Neil Chethik's 'VoiceMale'

But biology is not destiny. Even in a culture where curves and cleavage are fully exploited by marketers, the vast majority of men marry women who are less than physically ideal. Numerous studies show that men, in fact, tend to approach women who are comparable to them in physical attractiveness. Rather than seeking to meet women of unattainable beauty, they tend to seek out the beauty in the women they meet. It turns out that this is a good strategy. According to the VoiceMale Survey, men who say they were initially attracted to their wife by her physical attributes alone are less satisfied in their marriages than those for whom personality was key.

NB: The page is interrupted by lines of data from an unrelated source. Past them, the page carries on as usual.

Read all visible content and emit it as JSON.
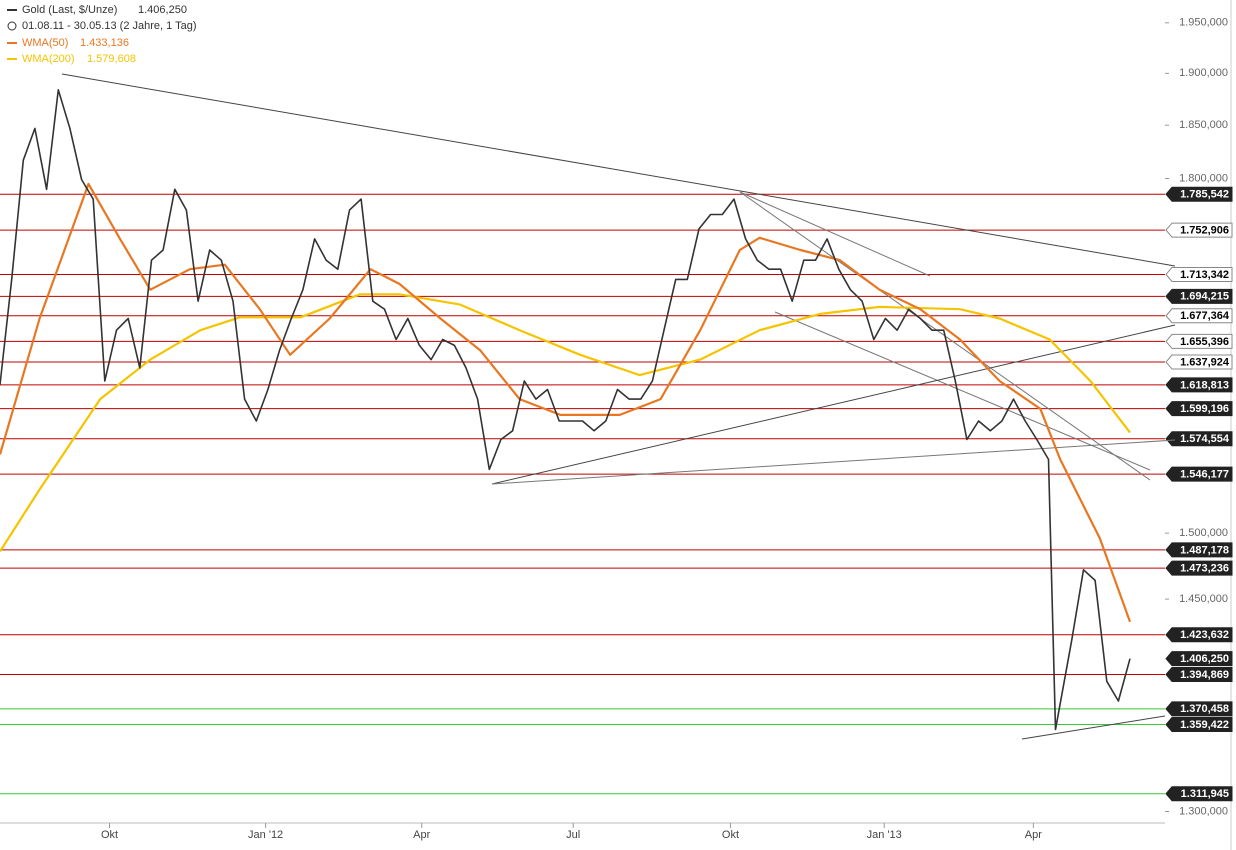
{
  "chart_data": {
    "type": "line",
    "title": "Gold (Last, $/Unze)",
    "subtitle": "01.08.11 - 30.05.13 (2 Jahre, 1 Tag)",
    "log_scale": true,
    "xlim": [
      0,
      100
    ],
    "xticks": [
      {
        "value": 9.4,
        "label": "Okt"
      },
      {
        "value": 22.8,
        "label": "Jan '12"
      },
      {
        "value": 36.2,
        "label": "Apr"
      },
      {
        "value": 49.2,
        "label": "Jul"
      },
      {
        "value": 62.7,
        "label": "Okt"
      },
      {
        "value": 75.9,
        "label": "Jan '13"
      },
      {
        "value": 88.7,
        "label": "Apr"
      }
    ],
    "ylim": [
      1293,
      1973
    ],
    "yticks": [
      {
        "value": 1950,
        "label": "1.950,000"
      },
      {
        "value": 1900,
        "label": "1.900,000"
      },
      {
        "value": 1850,
        "label": "1.850,000"
      },
      {
        "value": 1800,
        "label": "1.800,000"
      },
      {
        "value": 1500,
        "label": "1.500,000"
      },
      {
        "value": 1450,
        "label": "1.450,000"
      },
      {
        "value": 1300,
        "label": "1.300,000"
      }
    ],
    "series": [
      {
        "name": "Gold (Last, $/Unze)",
        "color": "#333333",
        "last_label": "1.406,250",
        "x": [
          0,
          1,
          2,
          3,
          4,
          5,
          6,
          7,
          8,
          9,
          10,
          11,
          12,
          13,
          14,
          15,
          16,
          17,
          18,
          19,
          20,
          21,
          22,
          23,
          24,
          25,
          26,
          27,
          28,
          29,
          30,
          31,
          32,
          33,
          34,
          35,
          36,
          37,
          38,
          39,
          40,
          41,
          42,
          43,
          44,
          45,
          46,
          47,
          48,
          49,
          50,
          51,
          52,
          53,
          54,
          55,
          56,
          57,
          58,
          59,
          60,
          61,
          62,
          63,
          64,
          65,
          66,
          67,
          68,
          69,
          70,
          71,
          72,
          73,
          74,
          75,
          76,
          77,
          78,
          79,
          80,
          81,
          82,
          83,
          84,
          85,
          86,
          87,
          88,
          89,
          90,
          90.6,
          92,
          93,
          94,
          95,
          96,
          97
        ],
        "values": [
          1619,
          1709,
          1817,
          1847,
          1790,
          1884,
          1847,
          1799,
          1781,
          1622,
          1665,
          1675,
          1633,
          1726,
          1735,
          1790,
          1771,
          1690,
          1735,
          1726,
          1690,
          1607,
          1589,
          1615,
          1648,
          1675,
          1700,
          1745,
          1726,
          1718,
          1771,
          1781,
          1690,
          1683,
          1657,
          1675,
          1652,
          1640,
          1657,
          1652,
          1633,
          1607,
          1550,
          1574,
          1581,
          1622,
          1607,
          1615,
          1589,
          1589,
          1589,
          1581,
          1589,
          1615,
          1607,
          1607,
          1622,
          1665,
          1709,
          1709,
          1754,
          1767,
          1767,
          1781,
          1745,
          1726,
          1718,
          1718,
          1690,
          1726,
          1726,
          1745,
          1718,
          1700,
          1690,
          1657,
          1675,
          1665,
          1683,
          1675,
          1665,
          1665,
          1622,
          1574,
          1589,
          1581,
          1589,
          1607,
          1589,
          1574,
          1558,
          1356,
          1420,
          1472,
          1464,
          1390,
          1376,
          1406.25
        ]
      },
      {
        "name": "WMA(50)",
        "color": "#e87722",
        "last_label": "1.433,136",
        "x": [
          0,
          3.4,
          7.6,
          10.3,
          12.9,
          16.3,
          19.3,
          22.3,
          24.9,
          28.3,
          31.8,
          34.3,
          37.8,
          41.2,
          44.6,
          48.1,
          53.2,
          56.7,
          60.1,
          63.5,
          65.2,
          68.7,
          72.1,
          75.5,
          79,
          82.4,
          85.8,
          89.3,
          91,
          94.4,
          97
        ],
        "values": [
          1562,
          1675,
          1795,
          1745,
          1700,
          1718,
          1722,
          1683,
          1644,
          1675,
          1718,
          1705,
          1675,
          1648,
          1607,
          1594,
          1594,
          1607,
          1665,
          1735,
          1746,
          1735,
          1726,
          1700,
          1683,
          1657,
          1622,
          1599,
          1558,
          1496,
          1433.136
        ]
      },
      {
        "name": "WMA(200)",
        "color": "#f5c400",
        "last_label": "1.579,608",
        "x": [
          0,
          3.4,
          8.6,
          12.9,
          17.2,
          20.6,
          25.8,
          30.9,
          34.3,
          39.5,
          44.6,
          49.8,
          54.9,
          60.1,
          65.2,
          70.4,
          75.5,
          82.4,
          85.8,
          90.1,
          93.6,
          97
        ],
        "values": [
          1486,
          1534,
          1607,
          1640,
          1665,
          1676,
          1676,
          1696,
          1696,
          1687,
          1665,
          1644,
          1627,
          1640,
          1665,
          1679,
          1685,
          1683,
          1675,
          1657,
          1622,
          1579.608
        ]
      }
    ],
    "levels": [
      {
        "value": 1785.542,
        "label": "1.785,542",
        "color": "#c00000",
        "label_fill": "#222222"
      },
      {
        "value": 1752.906,
        "label": "1.752,906",
        "color": "#c00000",
        "label_fill": "#ffffff"
      },
      {
        "value": 1713.342,
        "label": "1.713,342",
        "color": "#c00000",
        "label_fill": "#ffffff"
      },
      {
        "value": 1694.215,
        "label": "1.694,215",
        "color": "#c00000",
        "label_fill": "#222222"
      },
      {
        "value": 1677.364,
        "label": "1.677,364",
        "color": "#c00000",
        "label_fill": "#ffffff"
      },
      {
        "value": 1655.396,
        "label": "1.655,396",
        "color": "#c00000",
        "label_fill": "#ffffff"
      },
      {
        "value": 1637.924,
        "label": "1.637,924",
        "color": "#c00000",
        "label_fill": "#ffffff"
      },
      {
        "value": 1618.813,
        "label": "1.618,813",
        "color": "#c00000",
        "label_fill": "#222222"
      },
      {
        "value": 1599.196,
        "label": "1.599,196",
        "color": "#c00000",
        "label_fill": "#222222"
      },
      {
        "value": 1574.554,
        "label": "1.574,554",
        "color": "#c00000",
        "label_fill": "#222222"
      },
      {
        "value": 1546.177,
        "label": "1.546,177",
        "color": "#c00000",
        "label_fill": "#222222"
      },
      {
        "value": 1487.178,
        "label": "1.487,178",
        "color": "#c00000",
        "label_fill": "#222222"
      },
      {
        "value": 1473.236,
        "label": "1.473,236",
        "color": "#c00000",
        "label_fill": "#222222"
      },
      {
        "value": 1423.632,
        "label": "1.423,632",
        "color": "#c00000",
        "label_fill": "#222222"
      },
      {
        "value": 1394.869,
        "label": "1.394,869",
        "color": "#c00000",
        "label_fill": "#222222"
      },
      {
        "value": 1370.458,
        "label": "1.370,458",
        "color": "#33cc33",
        "label_fill": "#222222"
      },
      {
        "value": 1359.422,
        "label": "1.359,422",
        "color": "#33cc33",
        "label_fill": "#222222"
      },
      {
        "value": 1311.945,
        "label": "1.311,945",
        "color": "#33cc33",
        "label_fill": "#222222"
      }
    ]
  }
}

"Most men would not consider my wife a ten," one forty-seven-year-old teacher told me. "She's a little bigger than average. But she has daggerlike eyes....She's always been attractive to me." Another man, who said that neither he nor his wife "would ever be mistaken for a model," added, "She has a smile that puts the sun to shame." Even for this man, however, physical attraction to his future wife "only opened the negotiations. It didn't close the deal." Rather, when a man is seeking a long-term relationship (as opposed to a short-term liaison), he tends to look beyond her physical attributes to a host of less tangible assets, including her attitude, bearing, and character.

Before we examine more closely what men say they look for in a potential wife, it's important to emphasize that men entertain the idea of marriage only when they're ready. And readiness is different for men of different eras. Among husbands I interviewed who married in the 1930s through the early 1960s, readiness tended to come when they had a job that would allow them to support a wife and family. Men who married in more recent years usually judged their readiness by their flagging interest in the singles scene. "One morning, I woke up next to a woman who could have been a Playboy model," one man told me, "and I didn't want her." That's when he realized that sex alone would not truly satisfy him, and that marriage might.

David M. Buss, a professor of psychology at the University of Texas, has discovered that both women and men distinguish between short-term and long-term potential mates. In a study of ten thousand people from thirty-seven countries, Buss found that when seeking a short-term mate, as compared with a potential wife, men cared less about education, devotion, social skills, generosity, honesty, independence, kindness, intellectuality, loyalty, sense of humor, wealth, responsibility, spontaneity, courteousness, and emotional stability.

In short, a man who is looking for short-term connection is usually satisfied with someone who looks good enough. But when he begins the search for someone with whom to build a life, his standards change dramatically. Every husband has a unique story to tell of meeting his wife. Over the past three years, I've had the chance to hear scores of them. And when I examine what personality traits men describe as initially most attractive about their wives, one attribute stands out: a positive temperament. Men measure the mood of the women they might marry. And not surprisingly, they prefer a woman who is in a generally positive frame of mind.

Here's a sampling of what husbands said they noticed first about the personalities of their future wives:

"She was the life of the party. She just generated energy in a gathering."